Quote Originally Posted by FunkyDexter View Post
You might be right. If so the only thing stopping us using our phones as desktops is the docking technology.
Well, I think it isn't so much that as a mental shift. I'm mostly in agreement with Tanner_H, but not entirely. Apple is a pretty good example, but their share of the desktop is a stagnant minority. The majority of desktop users are still using Windows, and since Windows phone is...pretty much a joke, the comparison isn't quite there, yet. The CPU power of a phone is really impressive, but you can't run Windows on a phone because the CPU is a different architecture that is focused on low power. The code won't load and run.

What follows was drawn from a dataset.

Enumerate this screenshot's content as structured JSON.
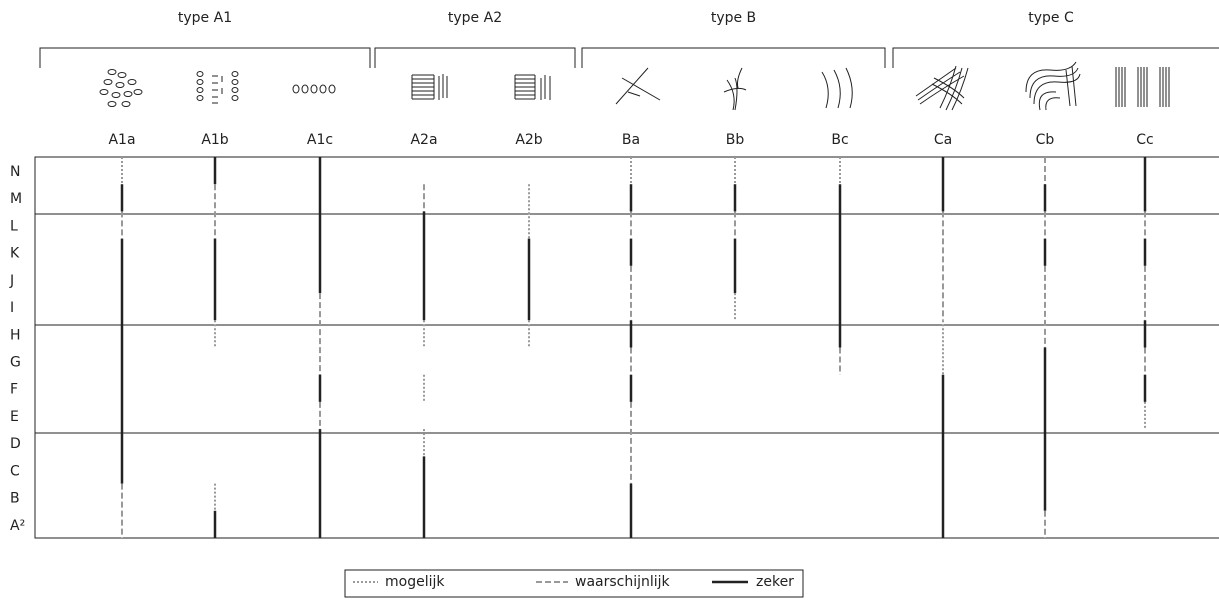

What I expect is that, as chips improve, we will have a device that CAN run Windows (and not because MS ports the code to some other chip architecture). We already have that, to some extent, in tablets. What I'm not sure that we have is the mindset that your tablet IS your desktop. At a recent conference, lots of the presentations ran off of Surfaces, so people are coming around, but I want to have one device. One device at the office, which I then unplug when I leave the desk. One device that allows me multiple monitors when I plug it into a docking station and a tablet (or light laptop, really) when I'm on the road. One device so that when Gruff swipes information, it isn't JUST bad information, but ALL of it (he may mistakenly swipe bad information, now, but if you had one device he could swipe the whole thing and decide later what was good and what was bad).